Wednesday, February 13, 2013

Beach House's "Forever Still"




Concert films are a funny thing. I'd always choose seeing a live band over not seeing a live band, and in some instances - well, many instances - they actually work in my favour seeing as quite literally I wasn't around (alive) for so many of the best live shows and most historically significant music events. But, today in a city like Toronto, chances are I'll be presented with more opportunities than I can count to actually go and see most contemporary or classic artists for myself - meaning there's rarely a need for me to lust over packaged concert footage from the confines of my living room.

Except this morning. Except when one of my generation's most mystical rock bands took a handful of their latest album's tunes and performed them alongside a Texas midnight and sunrise on deserted, dusty plains for  27 brilliant minutes. In collaboration with Pitchfork - a journalistic source I tend to dismiss, but an online broadcast platform that sometimes surprises me - indie dream rockers Beach House staged performances from their acclaimed album Bloom on a vast Southern landscape over the course of three nights. The songs, already intoxicating lullabies that haunt and sparkle by way of Victoria Legrand's husky croon and Alex Scully's gleaming chords, are perfect representations of the cinematically breathtaking backdrop throughout the 27-minute video; shots of a caped Legrand and her band mates perched on a cliff at dawn, driving down a stormy, lightning-painted highway and swinging into "The Hours" in the middle of the night, as mere silhouettes blackened in front of an army of parked cars and their headlights.

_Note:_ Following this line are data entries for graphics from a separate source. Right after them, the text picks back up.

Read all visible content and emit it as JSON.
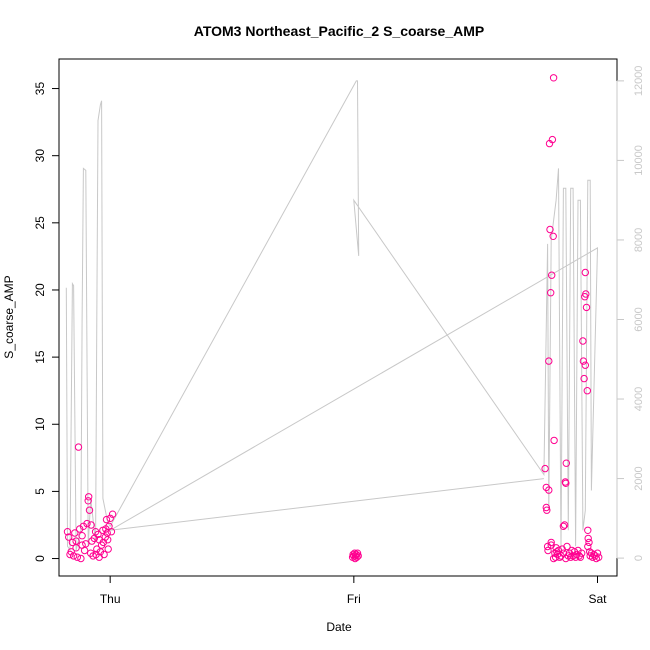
{
  "chart_data": {
    "type": "scatter",
    "title": "ATOM3 Northeast_Pacific_2 S_coarse_AMP",
    "xlabel": "Date",
    "ylabel": "S_coarse_AMP",
    "x_ticks": [
      "Thu",
      "Fri",
      "Sat"
    ],
    "xlim": [
      -0.21,
      2.08
    ],
    "ylim": [
      -1.3,
      37.2
    ],
    "y_ticks": [
      0,
      5,
      10,
      15,
      20,
      25,
      30,
      35
    ],
    "y2lim": [
      -450,
      12550
    ],
    "y2_ticks": [
      0,
      2000,
      4000,
      6000,
      8000,
      10000,
      12000
    ],
    "grid": false,
    "legend": "none",
    "colors": {
      "points": "#ff0090",
      "line": "#c8c8c8",
      "axis": "#000000",
      "axis2": "#c8c8c8"
    },
    "series": [
      {
        "type": "points",
        "x_units": "days after Thursday 00:00",
        "points": [
          [
            -0.175,
            2.0
          ],
          [
            -0.17,
            1.6
          ],
          [
            -0.165,
            0.3
          ],
          [
            -0.16,
            0.5
          ],
          [
            -0.155,
            1.2
          ],
          [
            -0.15,
            0.2
          ],
          [
            -0.145,
            1.9
          ],
          [
            -0.14,
            0.8
          ],
          [
            -0.135,
            0.1
          ],
          [
            -0.13,
            8.3
          ],
          [
            -0.125,
            2.2
          ],
          [
            -0.12,
            0.0
          ],
          [
            -0.115,
            1.7
          ],
          [
            -0.11,
            2.4
          ],
          [
            -0.105,
            0.6
          ],
          [
            -0.1,
            1.1
          ],
          [
            -0.095,
            2.6
          ],
          [
            -0.09,
            4.3
          ],
          [
            -0.088,
            4.6
          ],
          [
            -0.085,
            3.6
          ],
          [
            -0.08,
            0.4
          ],
          [
            -0.078,
            2.5
          ],
          [
            -0.075,
            1.3
          ],
          [
            -0.07,
            0.2
          ],
          [
            -0.065,
            1.5
          ],
          [
            -0.06,
            2.0
          ],
          [
            -0.058,
            0.3
          ],
          [
            -0.055,
            0.7
          ],
          [
            -0.05,
            1.8
          ],
          [
            -0.045,
            0.1
          ],
          [
            -0.04,
            0.5
          ],
          [
            -0.035,
            1.0
          ],
          [
            -0.03,
            2.1
          ],
          [
            -0.028,
            1.2
          ],
          [
            -0.025,
            0.3
          ],
          [
            -0.02,
            1.6
          ],
          [
            -0.018,
            2.2
          ],
          [
            -0.015,
            2.9
          ],
          [
            -0.012,
            1.9
          ],
          [
            -0.01,
            1.4
          ],
          [
            -0.008,
            0.7
          ],
          [
            -0.005,
            2.4
          ],
          [
            0.0,
            3.0
          ],
          [
            0.01,
            3.3
          ],
          [
            0.005,
            2.0
          ],
          [
            -0.045,
            1.4
          ],
          [
            -0.14,
            1.3
          ],
          [
            -0.115,
            1.0
          ],
          [
            0.995,
            0.1
          ],
          [
            0.997,
            0.3
          ],
          [
            1.0,
            0.2
          ],
          [
            1.003,
            0.4
          ],
          [
            1.005,
            0.0
          ],
          [
            1.007,
            0.2
          ],
          [
            1.01,
            0.3
          ],
          [
            1.012,
            0.1
          ],
          [
            1.015,
            0.4
          ],
          [
            1.018,
            0.2
          ],
          [
            1.785,
            6.7
          ],
          [
            1.79,
            3.8
          ],
          [
            1.792,
            3.6
          ],
          [
            1.795,
            0.9
          ],
          [
            1.797,
            0.6
          ],
          [
            1.8,
            14.7
          ],
          [
            1.803,
            30.9
          ],
          [
            1.805,
            24.5
          ],
          [
            1.808,
            19.8
          ],
          [
            1.81,
            1.2
          ],
          [
            1.812,
            21.1
          ],
          [
            1.815,
            31.2
          ],
          [
            1.818,
            24.0
          ],
          [
            1.82,
            35.8
          ],
          [
            1.822,
            8.8
          ],
          [
            1.825,
            0.4
          ],
          [
            1.828,
            0.1
          ],
          [
            1.83,
            0.8
          ],
          [
            1.833,
            0.5
          ],
          [
            1.836,
            0.3
          ],
          [
            1.84,
            0.6
          ],
          [
            1.845,
            0.1
          ],
          [
            1.85,
            0.2
          ],
          [
            1.855,
            0.7
          ],
          [
            1.86,
            0.4
          ],
          [
            1.865,
            2.5
          ],
          [
            1.868,
            5.7
          ],
          [
            1.87,
            5.6
          ],
          [
            1.872,
            7.1
          ],
          [
            1.875,
            0.9
          ],
          [
            1.88,
            0.2
          ],
          [
            1.885,
            0.4
          ],
          [
            1.89,
            0.1
          ],
          [
            1.895,
            0.6
          ],
          [
            1.9,
            0.2
          ],
          [
            1.905,
            0.5
          ],
          [
            1.91,
            0.1
          ],
          [
            1.915,
            0.3
          ],
          [
            1.92,
            0.6
          ],
          [
            1.925,
            0.2
          ],
          [
            1.93,
            0.1
          ],
          [
            1.935,
            0.4
          ],
          [
            1.94,
            16.2
          ],
          [
            1.942,
            14.7
          ],
          [
            1.945,
            13.4
          ],
          [
            1.948,
            19.5
          ],
          [
            1.95,
            21.3
          ],
          [
            1.952,
            19.7
          ],
          [
            1.955,
            18.7
          ],
          [
            1.958,
            12.5
          ],
          [
            1.96,
            2.1
          ],
          [
            1.962,
            1.5
          ],
          [
            1.965,
            1.2
          ],
          [
            1.968,
            0.5
          ],
          [
            1.97,
            0.2
          ],
          [
            1.975,
            0.4
          ],
          [
            1.98,
            0.1
          ],
          [
            1.985,
            0.3
          ],
          [
            1.99,
            0.2
          ],
          [
            1.995,
            0.0
          ],
          [
            2.0,
            0.4
          ],
          [
            2.005,
            0.1
          ],
          [
            1.79,
            5.3
          ],
          [
            1.8,
            5.1
          ],
          [
            1.81,
            1.0
          ],
          [
            1.82,
            0.0
          ],
          [
            1.86,
            2.4
          ],
          [
            1.87,
            0.0
          ],
          [
            1.95,
            14.4
          ],
          [
            1.96,
            0.9
          ]
        ]
      },
      {
        "type": "line",
        "axis": "right",
        "x_units": "days after Thursday 00:00",
        "points": [
          [
            -0.18,
            6800
          ],
          [
            -0.175,
            300
          ],
          [
            -0.165,
            200
          ],
          [
            -0.155,
            6900
          ],
          [
            -0.15,
            6850
          ],
          [
            -0.14,
            200
          ],
          [
            -0.12,
            700
          ],
          [
            -0.115,
            6000
          ],
          [
            -0.11,
            9800
          ],
          [
            -0.1,
            9750
          ],
          [
            -0.09,
            300
          ],
          [
            -0.08,
            1500
          ],
          [
            -0.06,
            400
          ],
          [
            -0.055,
            6000
          ],
          [
            -0.05,
            11000
          ],
          [
            -0.04,
            11400
          ],
          [
            -0.035,
            11500
          ],
          [
            -0.03,
            1500
          ],
          [
            -0.01,
            900
          ],
          [
            0.0,
            800
          ],
          [
            1.01,
            12000
          ],
          [
            1.015,
            12000
          ],
          [
            1.02,
            7600
          ],
          [
            1.0,
            9000
          ],
          [
            1.78,
            2100
          ],
          [
            1.795,
            7900
          ],
          [
            1.8,
            1200
          ],
          [
            1.81,
            8000
          ],
          [
            1.83,
            9000
          ],
          [
            1.84,
            9800
          ],
          [
            1.85,
            200
          ],
          [
            1.86,
            9300
          ],
          [
            1.87,
            9300
          ],
          [
            1.88,
            700
          ],
          [
            1.89,
            9300
          ],
          [
            1.9,
            9300
          ],
          [
            1.91,
            300
          ],
          [
            1.92,
            9000
          ],
          [
            1.93,
            9000
          ],
          [
            1.94,
            700
          ],
          [
            1.95,
            1200
          ],
          [
            1.96,
            9500
          ],
          [
            1.97,
            9500
          ],
          [
            1.975,
            1700
          ],
          [
            2.0,
            7800
          ],
          [
            0.0,
            700
          ],
          [
            1.78,
            2000
          ]
        ]
      }
    ]
  }
}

With an elongated, countryside Blogotheque feel, Legrand attributes the unusual filming locations and concept to inspiration from Pink Floyd's Live at Pompeii, when the famed prog-rockers performed audience-less from within the ancient Roman amphitheatre. The desolate, spooky tone of Texas' dark-skied setting paired with Bloom's free flowing, melodic anthems - as well as the minimal amount of footage - achieves the exact "concert" film endurance that some of the greatest have. On Forever Still, Victoria Legrand said:

Before releasing Bloom, we decided that we would only participate in “promotional” activities that we could control artistically and give substantial energy. We had previously been involved in too many live sessions, radio tapings, photo shoots, etc., where the outcome was far below our personal artistic standards. We also felt a need to distance ourselves from the “content” culture of the internet that rewards quantity over quality and shock over nuance.

...We wanted to perform in a non-typical setting without losing the spirit of our music. We felt the songs would resonate in a more majestic and spiritual landscap
e."

On Forever Still, I'd say the final full-bodied performance of "Irene" and its repeated howl summarizes the whole feature perfectly: it's a strange paradise.